If you're trying to grow a new platform with ever-changing things customers want while managing over $20B and have 9.2M monthly transacting users, it's going to cost a bunch. Could they be more efficient? Maybe. However, being more efficient might mean missing out on the Next Big Thing. One could argue an "efficient" company wouldn't have created Coinbase in the first place - a company catering to some upstart electronic token nonsense when they could be putting their energy into something people want. And in 2014/2015 it looks like Bitcoin didn't do anything amazing (Coinbase was founded in 2012, but my BTC-USD chart only goes back to 2014). It was late-2017 when we saw the spike to $19,000 and 2020 was really the first year it stayed over $10k most of the time.

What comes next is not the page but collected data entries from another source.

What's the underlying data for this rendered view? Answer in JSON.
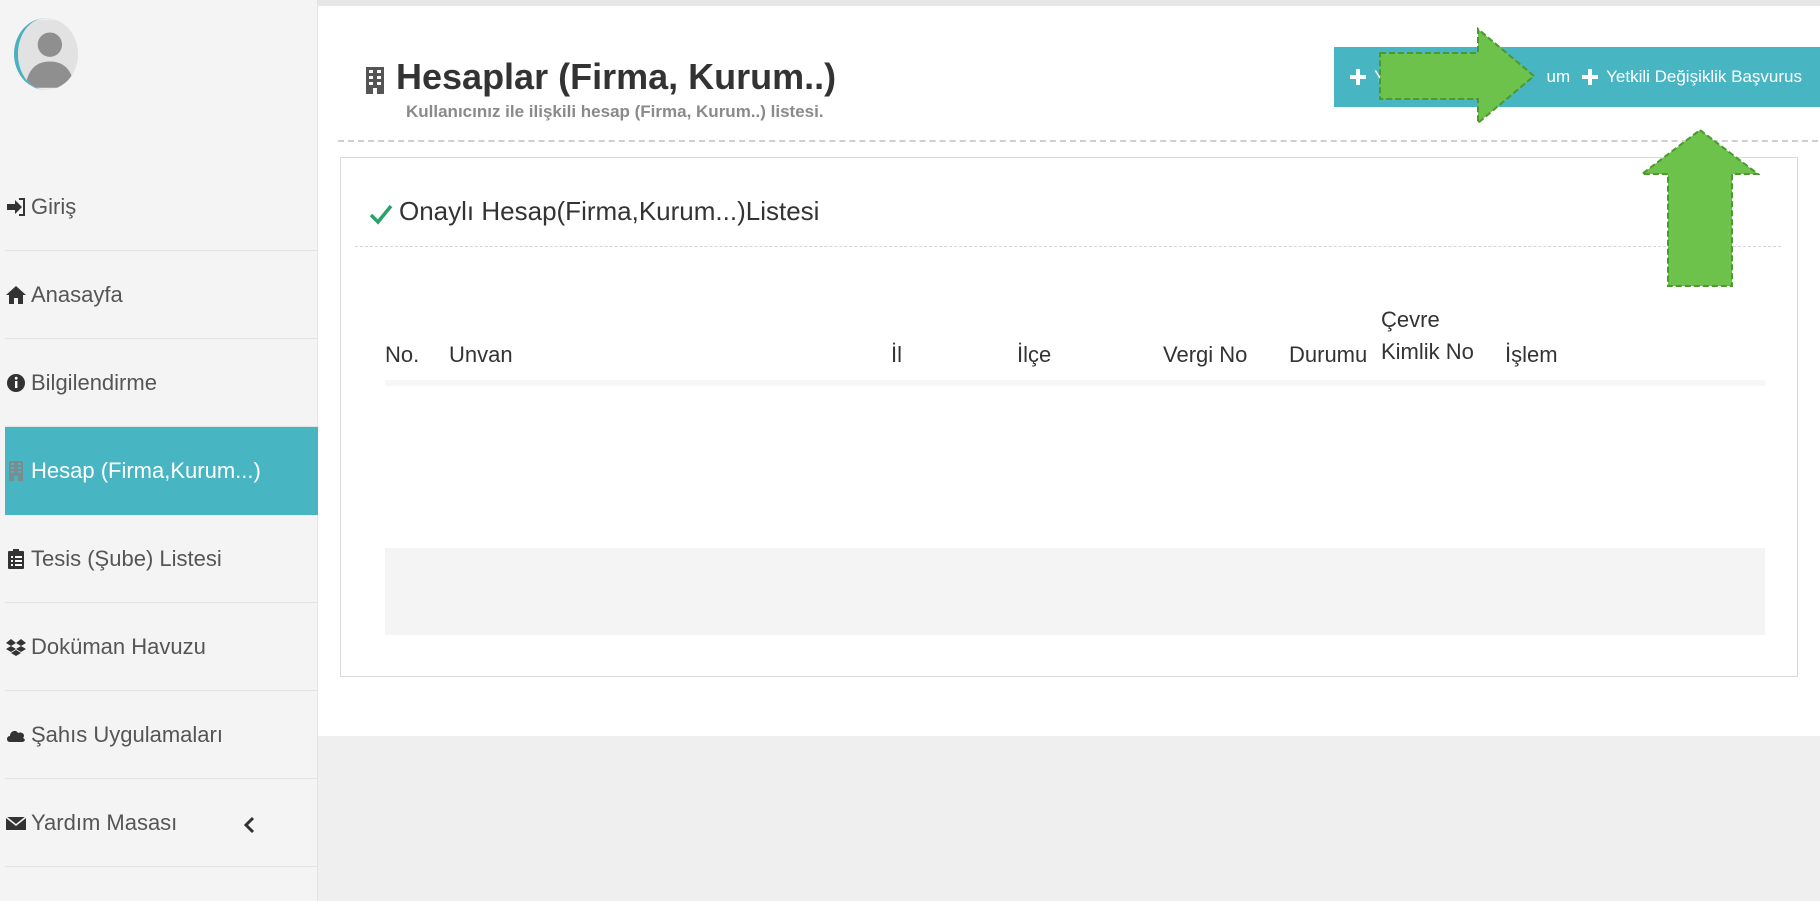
{
  "sidebar": {
    "items": [
      {
        "label": "Giriş",
        "icon": "sign-in-icon"
      },
      {
        "label": "Anasayfa",
        "icon": "home-icon"
      },
      {
        "label": "Bilgilendirme",
        "icon": "info-icon"
      },
      {
        "label": "Hesap (Firma,Kurum...)",
        "icon": "building-icon",
        "active": true
      },
      {
        "label": "Tesis (Şube) Listesi",
        "icon": "clipboard-icon"
      },
      {
        "label": "Doküman Havuzu",
        "icon": "dropbox-icon"
      },
      {
        "label": "Şahıs Uygulamaları",
        "icon": "cloud-icon"
      },
      {
        "label": "Yardım Masası",
        "icon": "envelope-icon",
        "has_submenu": true
      }
    ]
  },
  "header": {
    "title": "Hesaplar (Firma, Kurum..)",
    "subtitle": "Kullanıcınız ile ilişkili hesap (Firma, Kurum..) listesi."
  },
  "actions": {
    "new_button_left": "Ye",
    "new_button_right": "um",
    "authorized_change_button": "Yetkili Değişiklik Başvurus"
  },
  "panel": {
    "title": "Onaylı Hesap(Firma,Kurum...)Listesi"
  },
  "table": {
    "columns": [
      "No.",
      "Unvan",
      "İl",
      "İlçe",
      "Vergi No",
      "Durumu",
      "Çevre",
      "Kimlik No",
      "İşlem"
    ]
  },
  "colors": {
    "accent": "#48b5c3",
    "check": "#2aa36a",
    "arrow": "#6cc24a"
  }
}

So they need to spend a decent amount on R&D to basically make sure what they're doing is still the next big thing. If you just wanted to create a company making money, you could start a bank. Coinbase is trying to be a future of finance and investing - and no matter how much you believe in crypto, you don't know exactly what that future is. Coinbase needs to make sure they have a finger in every little pie and that costs money.
Coinbase is an atypical "tech" company to analyze because they're kind of like a bank: much of their asset sheet is driven by customer deposits. Apparently $738m of customer funds were withdrawn from Coinbase in the last 3 months. This is in comparison to an inflow of $2.35bn (!) in 21Q1.

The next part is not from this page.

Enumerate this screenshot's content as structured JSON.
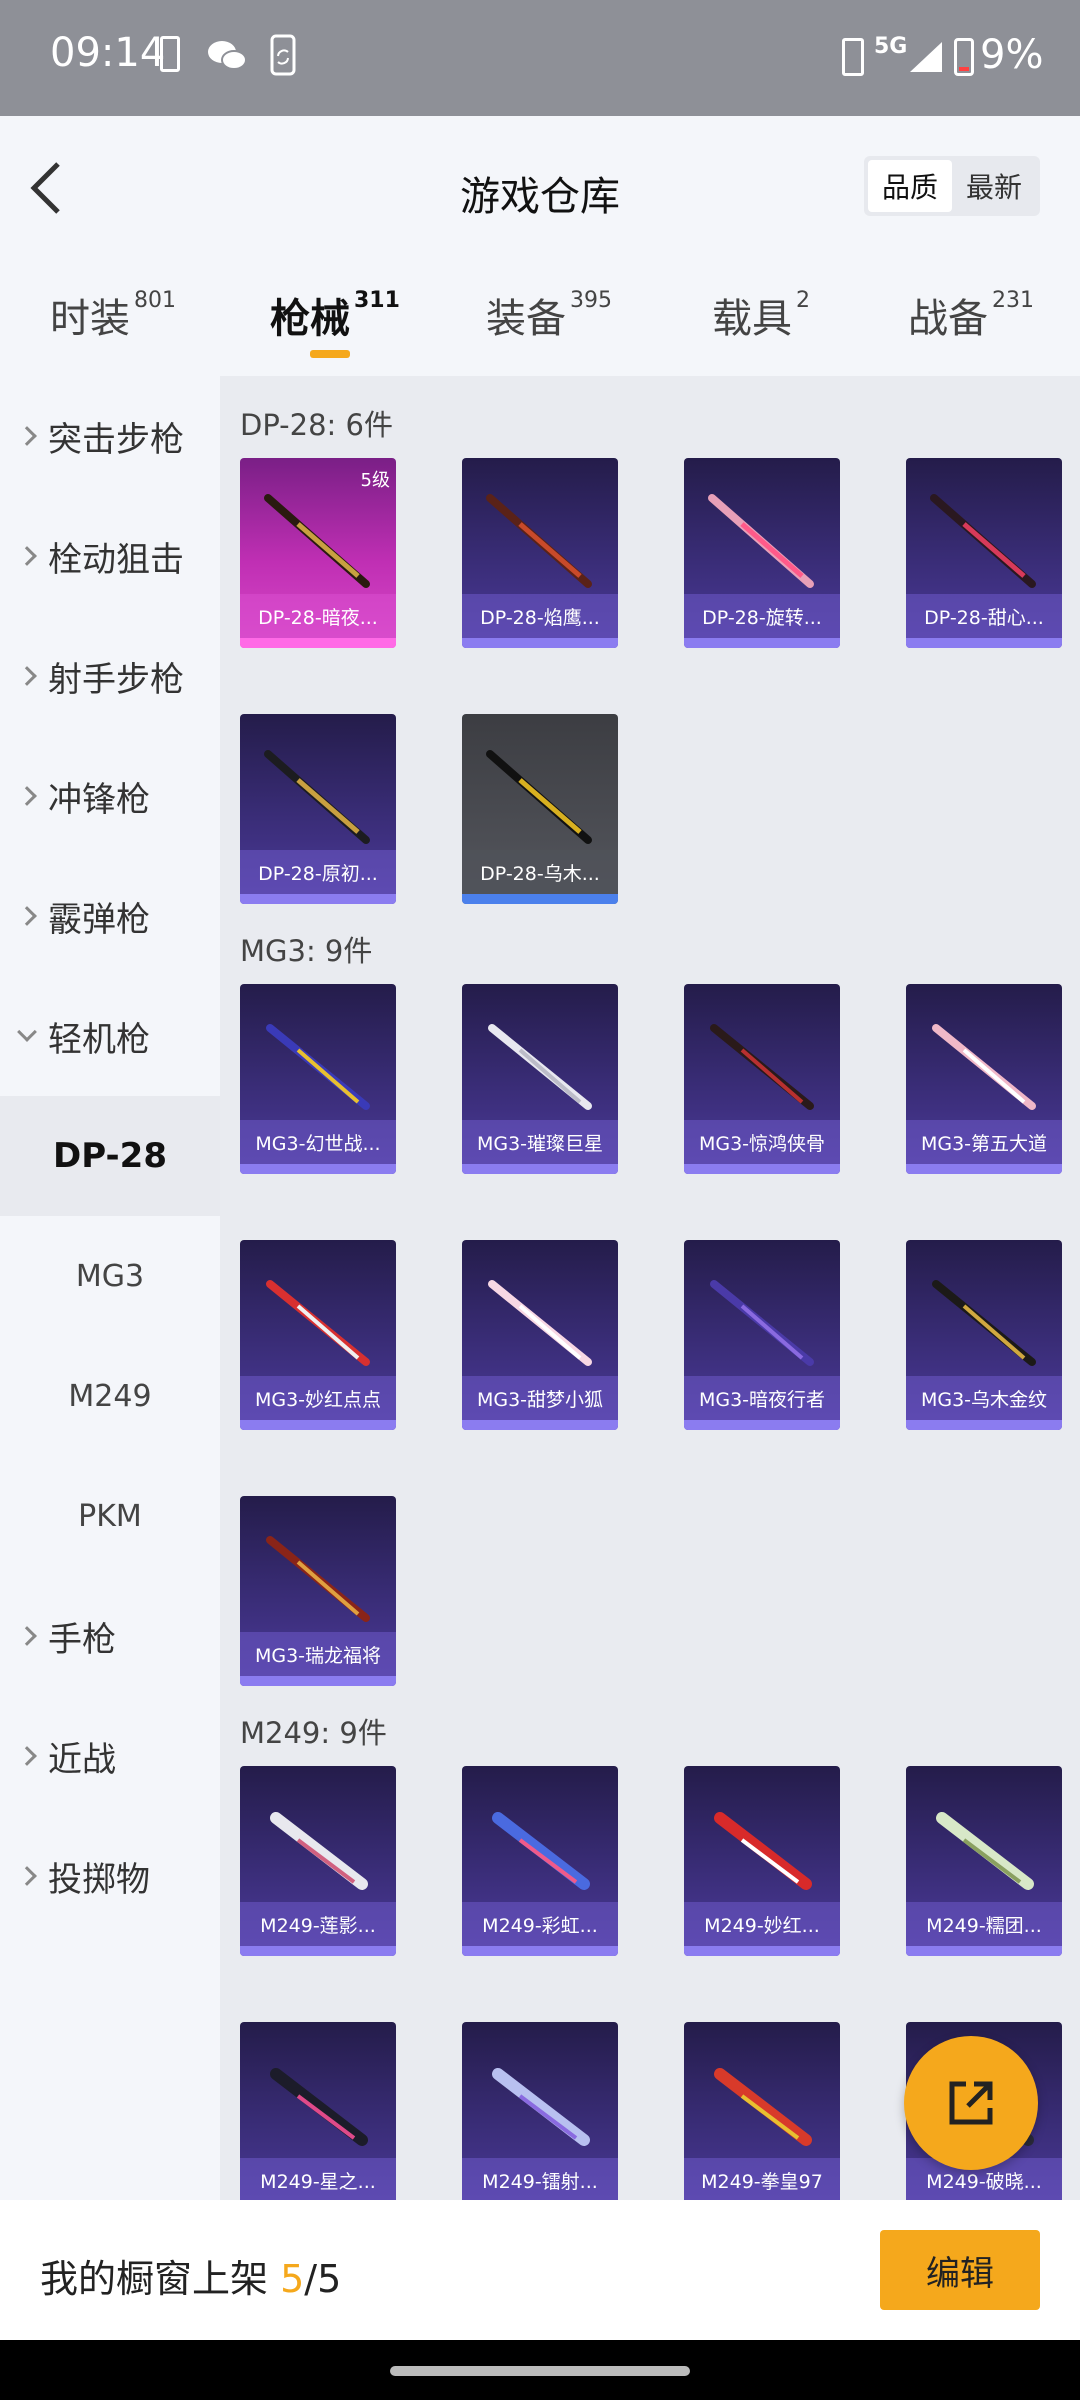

As for expenses, there is a usual culprit in the $352m of stock-based comp. There's a large impairment expense of $229m, which is caused by their crypto asset holdings. Together, those make up $600m, and don't involve the transfer of money.

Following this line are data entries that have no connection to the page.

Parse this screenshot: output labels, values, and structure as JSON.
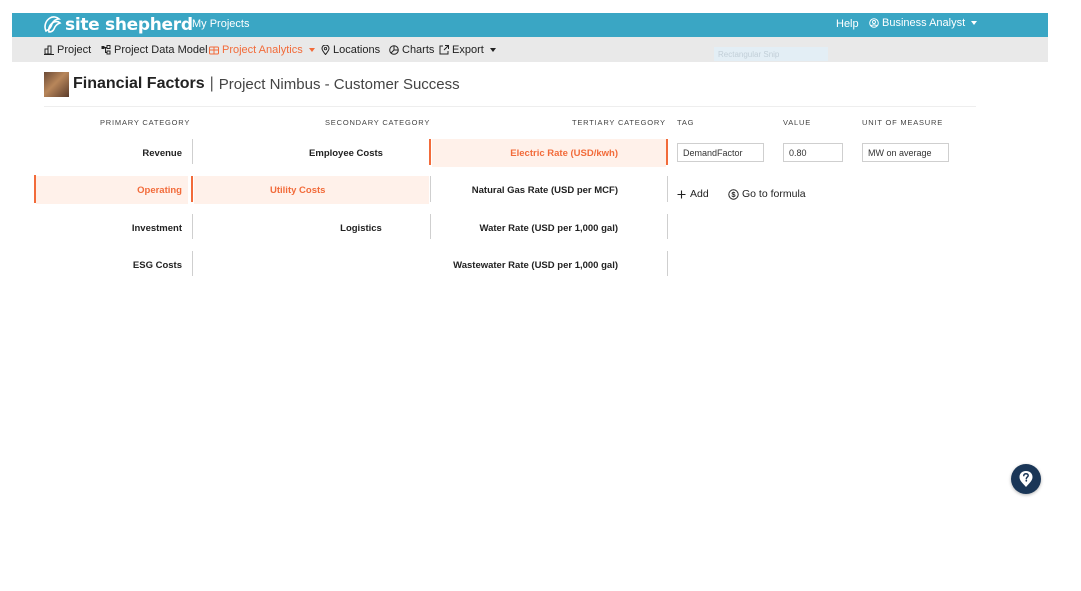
{
  "header": {
    "logo_text": "site shepherd",
    "my_projects": "My Projects",
    "help": "Help",
    "user": "Business Analyst"
  },
  "nav": {
    "items": [
      {
        "label": "Project",
        "icon": "building-icon"
      },
      {
        "label": "Project Data Model",
        "icon": "data-model-icon"
      },
      {
        "label": "Project Analytics",
        "icon": "analytics-icon",
        "active": true
      },
      {
        "label": "Locations",
        "icon": "map-pin-icon"
      },
      {
        "label": "Charts",
        "icon": "pie-chart-icon"
      },
      {
        "label": "Export",
        "icon": "export-icon"
      }
    ],
    "ghost_label": "Rectangular Snip"
  },
  "page": {
    "title": "Financial Factors",
    "separator": "|",
    "project_name": "Project Nimbus - Customer Success"
  },
  "columns": {
    "primary": "PRIMARY CATEGORY",
    "secondary": "SECONDARY CATEGORY",
    "tertiary": "TERTIARY CATEGORY",
    "tag": "TAG",
    "value": "VALUE",
    "unit": "UNIT OF MEASURE"
  },
  "primary": [
    "Revenue",
    "Operating",
    "Investment",
    "ESG Costs"
  ],
  "secondary": [
    "Employee Costs",
    "Utility Costs",
    "Logistics"
  ],
  "tertiary": [
    "Electric Rate (USD/kwh)",
    "Natural Gas Rate (USD per MCF)",
    "Water Rate (USD per 1,000 gal)",
    "Wastewater Rate (USD per 1,000 gal)"
  ],
  "detail": {
    "tag": "DemandFactor",
    "value": "0.80",
    "unit": "MW on average",
    "add": "Add",
    "formula": "Go to formula"
  },
  "colors": {
    "topbar": "#3aa6c4",
    "accent": "#f26b3a",
    "selected_bg": "#fff1ea",
    "fab": "#1a3657"
  }
}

> Under GAAP, we are required to record impairment charges on our crypto assets held when the price falls below its cost basis.
FWIW they went from $17.6bn cash on hand to $16.1bn cash on hand.
You're right; I'm sorry, I misread. It doesn't count as an operating loss, because it's not counted as revenue. It's counted as an asset/liability, not an expense/revenue, updated my original comment.